Change was a hit for singer Zulema in 1978. It was her first single for the LeJoint record label.

==Background==
The track was co-produced by Zulema and Van McCoy. It was distributed by London Records. It appears on her Z-Licious album, released on Le Joint LEJ17000 in 1978.

An advertisement appeared on the front page of the September 23, 1978 issue of Billboard announcing that her debut album for the LeJoint label, Z-Licious was in the process of being made. In the Top Single Picks, it was a recommended disco track in the same issue. In Barry Lederer's Disco Mix section of the September 30 issue, it was stated that the record would be put out on a 12" release for disco play.

The album was reviewed in the October 7 issue of Billboard. It was given a good review which mentioned that McCoy played keyboards on the album. The picks were, "Change," "I'm Not Dreaming," and "Hanging On To A Memory". Barry Lederer of Billboards Disco Mix said that the issuing of the record on a 12" was due to the positive reaction it had been causing at the discos.

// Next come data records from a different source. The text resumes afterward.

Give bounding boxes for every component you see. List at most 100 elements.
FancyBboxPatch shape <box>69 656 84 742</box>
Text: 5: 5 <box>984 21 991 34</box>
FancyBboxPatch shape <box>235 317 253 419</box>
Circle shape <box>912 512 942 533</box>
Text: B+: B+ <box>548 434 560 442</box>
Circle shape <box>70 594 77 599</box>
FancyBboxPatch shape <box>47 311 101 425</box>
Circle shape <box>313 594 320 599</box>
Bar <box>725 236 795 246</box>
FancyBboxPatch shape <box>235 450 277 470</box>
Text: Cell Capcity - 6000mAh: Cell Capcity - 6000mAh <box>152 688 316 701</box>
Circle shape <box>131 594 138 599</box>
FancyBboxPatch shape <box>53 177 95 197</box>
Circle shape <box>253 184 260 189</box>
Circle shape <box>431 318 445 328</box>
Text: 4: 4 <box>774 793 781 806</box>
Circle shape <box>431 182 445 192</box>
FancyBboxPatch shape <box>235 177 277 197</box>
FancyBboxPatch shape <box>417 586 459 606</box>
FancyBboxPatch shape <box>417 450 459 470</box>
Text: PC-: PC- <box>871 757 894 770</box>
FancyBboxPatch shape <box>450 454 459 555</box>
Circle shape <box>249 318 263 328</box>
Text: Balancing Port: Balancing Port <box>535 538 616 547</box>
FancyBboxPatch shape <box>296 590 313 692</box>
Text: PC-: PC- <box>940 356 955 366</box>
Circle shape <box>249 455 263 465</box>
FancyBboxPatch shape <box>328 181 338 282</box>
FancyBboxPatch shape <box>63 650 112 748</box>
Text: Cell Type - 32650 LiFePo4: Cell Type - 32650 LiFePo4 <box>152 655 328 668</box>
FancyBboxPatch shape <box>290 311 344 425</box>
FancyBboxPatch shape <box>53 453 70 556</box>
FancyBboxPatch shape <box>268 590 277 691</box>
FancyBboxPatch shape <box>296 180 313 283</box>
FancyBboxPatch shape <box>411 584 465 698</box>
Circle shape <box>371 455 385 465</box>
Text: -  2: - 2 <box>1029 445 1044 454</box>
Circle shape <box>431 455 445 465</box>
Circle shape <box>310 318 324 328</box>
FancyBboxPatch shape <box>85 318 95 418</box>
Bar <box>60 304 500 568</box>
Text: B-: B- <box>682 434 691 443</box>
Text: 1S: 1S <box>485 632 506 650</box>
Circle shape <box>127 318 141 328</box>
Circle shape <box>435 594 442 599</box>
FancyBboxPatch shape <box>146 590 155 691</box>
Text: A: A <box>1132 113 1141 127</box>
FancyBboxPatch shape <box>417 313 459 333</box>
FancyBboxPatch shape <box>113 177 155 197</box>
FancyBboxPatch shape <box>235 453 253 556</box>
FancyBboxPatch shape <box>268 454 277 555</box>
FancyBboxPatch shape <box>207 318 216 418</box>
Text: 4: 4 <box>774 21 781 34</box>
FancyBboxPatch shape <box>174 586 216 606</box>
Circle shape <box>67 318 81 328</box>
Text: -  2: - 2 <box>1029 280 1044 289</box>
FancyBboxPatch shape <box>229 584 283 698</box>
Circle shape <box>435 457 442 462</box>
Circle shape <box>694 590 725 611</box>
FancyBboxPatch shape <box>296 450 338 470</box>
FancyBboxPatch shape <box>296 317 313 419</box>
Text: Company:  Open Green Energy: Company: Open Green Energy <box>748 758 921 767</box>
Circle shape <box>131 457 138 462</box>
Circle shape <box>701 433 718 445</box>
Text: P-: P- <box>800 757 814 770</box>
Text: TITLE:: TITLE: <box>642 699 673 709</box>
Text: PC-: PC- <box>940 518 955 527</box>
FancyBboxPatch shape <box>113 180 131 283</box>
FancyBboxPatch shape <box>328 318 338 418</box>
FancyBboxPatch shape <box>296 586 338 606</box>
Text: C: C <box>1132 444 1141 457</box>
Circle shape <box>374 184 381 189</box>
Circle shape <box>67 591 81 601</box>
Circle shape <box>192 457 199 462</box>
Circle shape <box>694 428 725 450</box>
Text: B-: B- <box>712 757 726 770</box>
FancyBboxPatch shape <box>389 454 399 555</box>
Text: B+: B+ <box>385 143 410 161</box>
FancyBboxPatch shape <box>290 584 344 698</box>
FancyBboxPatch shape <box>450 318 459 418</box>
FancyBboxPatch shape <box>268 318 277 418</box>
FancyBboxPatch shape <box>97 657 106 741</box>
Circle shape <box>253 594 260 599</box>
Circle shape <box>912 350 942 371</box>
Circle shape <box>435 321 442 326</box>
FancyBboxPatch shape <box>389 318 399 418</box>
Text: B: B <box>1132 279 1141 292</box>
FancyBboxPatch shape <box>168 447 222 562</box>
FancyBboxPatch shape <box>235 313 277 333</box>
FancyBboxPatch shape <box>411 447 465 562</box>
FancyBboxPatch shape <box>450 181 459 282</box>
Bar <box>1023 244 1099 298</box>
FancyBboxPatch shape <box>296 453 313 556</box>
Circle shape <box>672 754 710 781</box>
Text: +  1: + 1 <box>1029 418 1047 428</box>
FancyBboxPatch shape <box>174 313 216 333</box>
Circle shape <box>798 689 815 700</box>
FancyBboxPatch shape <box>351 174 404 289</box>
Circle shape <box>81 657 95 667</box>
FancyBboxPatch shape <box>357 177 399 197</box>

The 12" release came out on London 3012. The 12" version was a Richie Rivera mix which boosted the tones and tripled the tambourine. This mix differed from the album version with an addition of Zulema on clavinet and an extended drum part.

==Airplay==
It was a Hit Bound prediction by Matthew Clenott of WKTU in New York and Freddie James of WLYT in Cleveland. For the week of November 18, Cosmo Wyatt in Boston had it as a "Can't miss".

==Chart==
It entered the Billboard Hot Soul Singles chart at 89 on the week of October 28. It also entered the Cash Box Top 100 R&B chart on that date at #90. It peaked at no. 53 at week six, spending a total of nine weeks in the Cash Box Top 100 R&B chart. At week seven on December 9, it peaked at no. 46 on the Billboard Hot Soul Singles chart. It spent a total of eight weeks in the chart.

On November 4, the record made its appearance in Billboard's Disco Action Seattle / Washington (previously called Seattle / Portland) chart at no. 5. On December 2, the chart had reverted to Seattle Portland at it was at no. 10. It exited the chart at no. 12 on December 16.

It also spent one week on Billboards National Disco Action Top 40 at no. 37. on January 6, 1979.